Isabel Hardman Isabel Hardman

The gumming up of Whitehall

Tony Blair is paying a visit to journalists in the Commons this week for a festive lunch. Last week, David Cameron complained to lunching hacks about the ‘gumming up’ of government; perhaps the former Prime Minister will wish to add his own thoughts today on the ingredients of that sticky gum that makes the progress of the Whitehall machine so glutinous.

One of the gummy bits in Whitehall at the moment is the way permanent secretaries are appointed. Last week the Civil Service Commission blocked plans by Francis Maude to allow ministers to pick the most senior civil servants in their departments from a list of approved candidates, opting instead for an independent panel to recommend candidates.

The Commission’s rationale for blocking Maude’s plan is that it could have diluted the neutrality of the civil service. John Reid was on the Daily Politics a few minutes ago, arguing that the change would politicise senior civil servants. But those developing the reforms argued that it would simply allow a Secretary of State to choose someone they believed they could build an effective working relationship from the list of those already approved. Ministers still wouldn’t have the opportunity to sneak in someone who would compromise the political neutrality of the service, as all candidates would have been vetted.

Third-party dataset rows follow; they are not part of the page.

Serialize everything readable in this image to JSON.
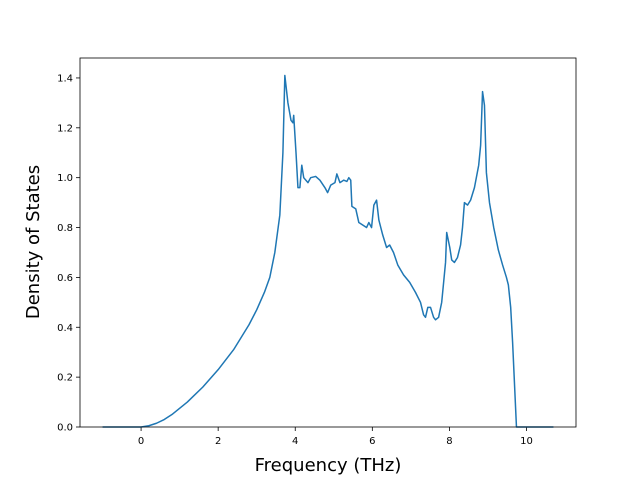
{
  "chart_data": {
    "type": "line",
    "xlabel": "Frequency (THz)",
    "ylabel": "Density of States",
    "color": "#1f77b4",
    "x": [
      -1.0,
      0.0,
      0.2,
      0.4,
      0.6,
      0.8,
      1.0,
      1.2,
      1.4,
      1.6,
      1.8,
      2.0,
      2.2,
      2.4,
      2.6,
      2.8,
      3.0,
      3.2,
      3.34,
      3.47,
      3.6,
      3.68,
      3.73,
      3.81,
      3.89,
      3.94,
      3.96,
      4.02,
      4.07,
      4.12,
      4.17,
      4.22,
      4.33,
      4.4,
      4.53,
      4.64,
      4.77,
      4.84,
      4.92,
      5.03,
      5.08,
      5.16,
      5.26,
      5.34,
      5.39,
      5.44,
      5.47,
      5.57,
      5.65,
      5.75,
      5.85,
      5.91,
      5.98,
      6.04,
      6.11,
      6.17,
      6.27,
      6.37,
      6.45,
      6.55,
      6.66,
      6.81,
      6.97,
      7.12,
      7.25,
      7.33,
      7.38,
      7.44,
      7.51,
      7.59,
      7.64,
      7.72,
      7.8,
      7.85,
      7.9,
      7.93,
      8.01,
      8.06,
      8.13,
      8.21,
      8.29,
      8.34,
      8.39,
      8.47,
      8.55,
      8.65,
      8.76,
      8.81,
      8.86,
      8.91,
      8.96,
      9.04,
      9.15,
      9.27,
      9.38,
      9.48,
      9.53,
      9.59,
      9.64,
      9.69,
      9.74,
      10.7
    ],
    "values": [
      0,
      0,
      0.005,
      0.015,
      0.03,
      0.05,
      0.075,
      0.1,
      0.13,
      0.16,
      0.195,
      0.23,
      0.27,
      0.31,
      0.36,
      0.41,
      0.47,
      0.54,
      0.6,
      0.7,
      0.85,
      1.1,
      1.41,
      1.3,
      1.23,
      1.22,
      1.25,
      1.1,
      0.96,
      0.96,
      1.05,
      1.0,
      0.98,
      1.0,
      1.005,
      0.99,
      0.96,
      0.94,
      0.97,
      0.98,
      1.015,
      0.98,
      0.99,
      0.985,
      1.0,
      0.99,
      0.885,
      0.875,
      0.82,
      0.81,
      0.8,
      0.82,
      0.8,
      0.89,
      0.91,
      0.83,
      0.77,
      0.72,
      0.73,
      0.7,
      0.65,
      0.61,
      0.58,
      0.54,
      0.5,
      0.45,
      0.44,
      0.48,
      0.48,
      0.44,
      0.43,
      0.44,
      0.5,
      0.58,
      0.66,
      0.78,
      0.72,
      0.67,
      0.66,
      0.68,
      0.73,
      0.8,
      0.9,
      0.89,
      0.91,
      0.96,
      1.05,
      1.13,
      1.345,
      1.29,
      1.02,
      0.9,
      0.8,
      0.71,
      0.65,
      0.6,
      0.57,
      0.48,
      0.34,
      0.17,
      0,
      0
    ],
    "xlim": [
      -1.585,
      11.285
    ],
    "xticks": [
      0,
      2,
      4,
      6,
      8,
      10
    ],
    "ylim": [
      0,
      1.48
    ],
    "yticks": [
      {
        "value": 0,
        "label": "0.0"
      },
      0.2,
      0.4,
      0.6,
      0.8,
      {
        "value": 1,
        "label": "1.0"
      },
      1.2,
      1.4
    ]
  }
}
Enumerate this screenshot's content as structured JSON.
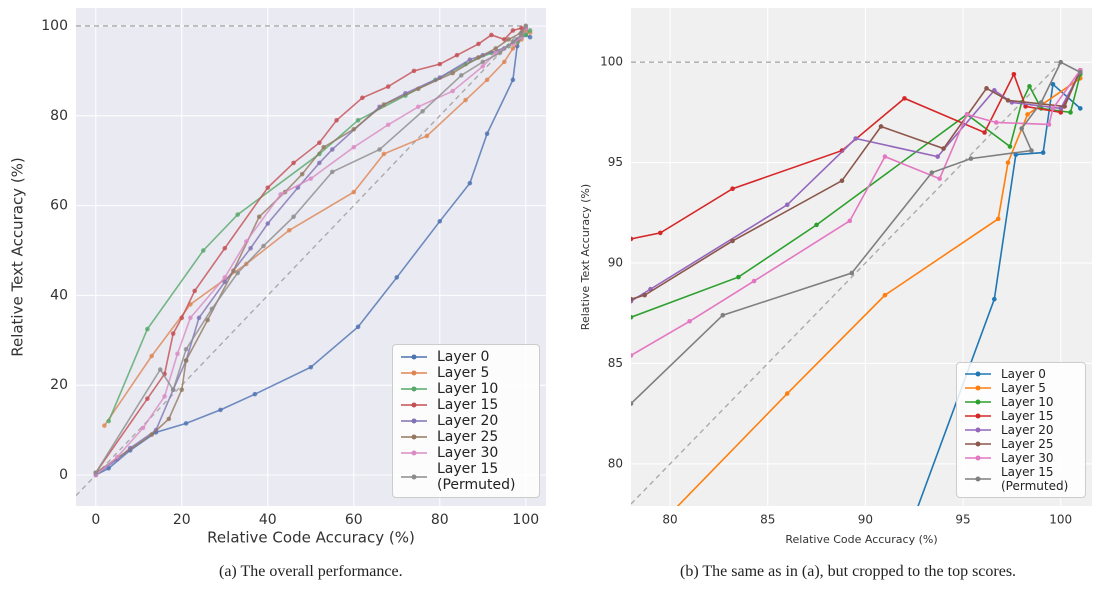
{
  "chart_data": [
    {
      "type": "line",
      "xlabel": "Relative Code Accuracy (%)",
      "ylabel": "Relative Text Accuracy (%)",
      "caption": "(a) The overall performance.",
      "xlim": [
        -4.6,
        104.7
      ],
      "ylim": [
        -6.9,
        104
      ],
      "xticks": [
        0,
        20,
        40,
        60,
        80,
        100
      ],
      "yticks": [
        0,
        20,
        40,
        60,
        80,
        100
      ],
      "grid": true,
      "legend": "lower right",
      "hline": 100,
      "identity_line": true,
      "series": [
        {
          "name": "Layer 0",
          "color": "#4c72b0",
          "x": [
            0,
            3,
            8,
            14,
            21,
            29,
            37,
            50,
            61,
            70,
            80,
            87,
            91,
            97,
            98,
            99,
            100,
            101
          ],
          "values": [
            0,
            1.5,
            5.5,
            9.5,
            11.5,
            14.5,
            18,
            24,
            33,
            44,
            56.5,
            65,
            76,
            88,
            95.5,
            97.5,
            98,
            97.5
          ]
        },
        {
          "name": "Layer 5",
          "color": "#dd8452",
          "x": [
            2,
            13,
            22,
            35,
            45,
            60,
            67,
            77,
            86,
            91,
            95,
            97,
            99,
            100,
            101
          ],
          "values": [
            11,
            26.5,
            38,
            47,
            54.5,
            63,
            71.5,
            75.5,
            83.5,
            88,
            92,
            95,
            97,
            99,
            98.5
          ]
        },
        {
          "name": "Layer 10",
          "color": "#55a868",
          "x": [
            3,
            12,
            25,
            33,
            52,
            61,
            72,
            79,
            86,
            92,
            96,
            98,
            100,
            101
          ],
          "values": [
            12,
            32.5,
            50,
            58,
            71.5,
            79,
            84.5,
            88,
            91.5,
            94,
            95.5,
            96.5,
            98,
            99
          ]
        },
        {
          "name": "Layer 15",
          "color": "#c44e52",
          "x": [
            0,
            12,
            16,
            18,
            20,
            23,
            30,
            40,
            46,
            52,
            56,
            62,
            68,
            74,
            80,
            84,
            89,
            92,
            95,
            97,
            99,
            100
          ],
          "values": [
            0.5,
            17,
            22.5,
            31.5,
            35,
            41,
            50.5,
            64,
            69.5,
            74,
            79,
            84,
            86.5,
            90,
            91.5,
            93.5,
            96,
            98,
            97,
            99,
            99.5,
            99.5
          ]
        },
        {
          "name": "Layer 20",
          "color": "#8172b3",
          "x": [
            0,
            5,
            8,
            14,
            18,
            21,
            24,
            30,
            36,
            40,
            47,
            52,
            55,
            66,
            72,
            80,
            87,
            90,
            95,
            98,
            99,
            100
          ],
          "values": [
            0,
            3.5,
            6,
            10,
            19,
            25.5,
            35,
            43,
            50.5,
            56,
            64,
            69.5,
            72.5,
            82,
            85,
            88.5,
            92.5,
            93.5,
            95,
            97,
            98,
            99.5
          ]
        },
        {
          "name": "Layer 25",
          "color": "#937860",
          "x": [
            0,
            13,
            17,
            20,
            21,
            26,
            32,
            38,
            44,
            48,
            53,
            60,
            67,
            75,
            83,
            89,
            93,
            96,
            99,
            100
          ],
          "values": [
            0.5,
            9,
            12.5,
            19,
            25.5,
            34.5,
            45.5,
            57.5,
            63,
            67,
            73,
            77,
            82.5,
            86,
            89.5,
            93,
            95,
            97,
            98.5,
            100
          ]
        },
        {
          "name": "Layer 30",
          "color": "#da8bc3",
          "x": [
            0,
            5,
            11,
            16,
            19,
            22,
            30,
            35,
            43,
            50,
            60,
            68,
            75,
            83,
            90,
            93,
            97,
            99,
            100
          ],
          "values": [
            0,
            4,
            10.5,
            17.5,
            27,
            35,
            44,
            52,
            62.5,
            66,
            73,
            78,
            82,
            85.5,
            91,
            94,
            96,
            97.5,
            99.5
          ]
        },
        {
          "name": "Layer 15 (Permuted)",
          "color": "#8c8c8c",
          "x": [
            0,
            15,
            18,
            21,
            27,
            33,
            39,
            46,
            55,
            66,
            76,
            85,
            90,
            94,
            97,
            99,
            100
          ],
          "values": [
            0.5,
            23.5,
            19,
            28,
            37,
            45,
            51,
            57.5,
            67.5,
            72.5,
            81,
            89,
            92,
            94,
            96.5,
            98,
            100
          ]
        }
      ]
    },
    {
      "type": "line",
      "xlabel": "Relative Code Accuracy (%)",
      "ylabel": "Relative Text Accuracy (%)",
      "caption": "(b) The same as in (a), but cropped to the top scores.",
      "xlim": [
        78,
        101.6
      ],
      "ylim": [
        77.9,
        102.7
      ],
      "xticks": [
        80,
        85,
        90,
        95,
        100
      ],
      "yticks": [
        80,
        85,
        90,
        95,
        100
      ],
      "grid": true,
      "legend": "lower right",
      "hline": 100,
      "identity_line": true,
      "series": [
        {
          "name": "Layer 0",
          "color": "#1f77b4",
          "x": [
            91.6,
            96.6,
            97.7,
            99.1,
            99.6,
            101
          ],
          "values": [
            75,
            88.2,
            95.4,
            95.5,
            98.9,
            97.7
          ]
        },
        {
          "name": "Layer 5",
          "color": "#ff7f0e",
          "x": [
            78,
            86,
            91,
            96.8,
            97.3,
            98.3,
            101
          ],
          "values": [
            75.5,
            83.5,
            88.4,
            92.2,
            95,
            97.4,
            99.2
          ]
        },
        {
          "name": "Layer 10",
          "color": "#2ca02c",
          "x": [
            78,
            83.5,
            87.5,
            95.2,
            97.4,
            98,
            98.4,
            99,
            100.5,
            101
          ],
          "values": [
            87.3,
            89.3,
            91.9,
            97.4,
            95.8,
            98,
            98.8,
            97.7,
            97.5,
            99.4
          ]
        },
        {
          "name": "Layer 15",
          "color": "#d62728",
          "x": [
            78,
            79.5,
            83.2,
            88.8,
            92,
            96.1,
            97.6,
            98.2,
            100,
            101
          ],
          "values": [
            91.2,
            91.5,
            93.7,
            95.6,
            98.2,
            96.5,
            99.4,
            97.8,
            97.5,
            99.6
          ]
        },
        {
          "name": "Layer 20",
          "color": "#9467bd",
          "x": [
            78,
            79,
            86,
            89.5,
            93.7,
            96.6,
            97.5,
            100,
            101
          ],
          "values": [
            88.1,
            88.7,
            92.9,
            96.2,
            95.3,
            98.6,
            98,
            97.7,
            99.5
          ]
        },
        {
          "name": "Layer 25",
          "color": "#8c564b",
          "x": [
            78,
            78.7,
            83.2,
            88.8,
            90.8,
            94,
            96.2,
            97.3,
            100.2,
            101
          ],
          "values": [
            88.2,
            88.4,
            91.1,
            94.1,
            96.8,
            95.7,
            98.7,
            98.1,
            97.8,
            99.6
          ]
        },
        {
          "name": "Layer 30",
          "color": "#e377c2",
          "x": [
            78,
            81,
            84.3,
            89.2,
            91,
            93.8,
            95.2,
            96.7,
            99.4,
            99.6,
            101
          ],
          "values": [
            85.4,
            87.1,
            89.1,
            92.1,
            95.3,
            94.2,
            97.4,
            97,
            96.9,
            97.7,
            99.6
          ]
        },
        {
          "name": "Layer 15 (Permuted)",
          "color": "#7f7f7f",
          "x": [
            78,
            82.7,
            89.3,
            93.4,
            95.4,
            98.5,
            98,
            99,
            100,
            101
          ],
          "values": [
            83,
            87.4,
            89.5,
            94.5,
            95.2,
            95.6,
            96.7,
            98,
            100,
            99.5
          ]
        }
      ]
    }
  ]
}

Caroline Spelman spoke to Coffee House last week about the importance of giving ministers a say in the appointment process. It is something all three main parties support: this is, after all, a unique situation where they all have very recent experience of government or are currently experiencing government. Jack Straw told the Chamber in June that when he was a minister ‘the point I made to those departments was that if I was to take responsibility for the whole department and for the work of that permanent secretary, I needed to have some confidence in the individual at the official top of the organisation’.

This is not actually a civil servants vs ministers row: those in the civil service are also keen to avoid situations where a personality clash meant the most senior civil servant in a government department wasn’t getting on with the most senior minster. But even on this, there are scars trailing down some backs. I understand that one Labour minister was once told that if they didn’t pick the preferred candidate for their permanent secretary, Whitehall would block everything they tried to do. The risk of having a permanent secretary thrust upon you as a minister is that they could act as a gum themselves.

The dilemma for Maude is whether he now waits to see how the next two appointments – the new Permanent Secretaries at DECC and the Home Office – work out, or whether he legislates to give ministers more power over appointments, against the Commission’s wishes.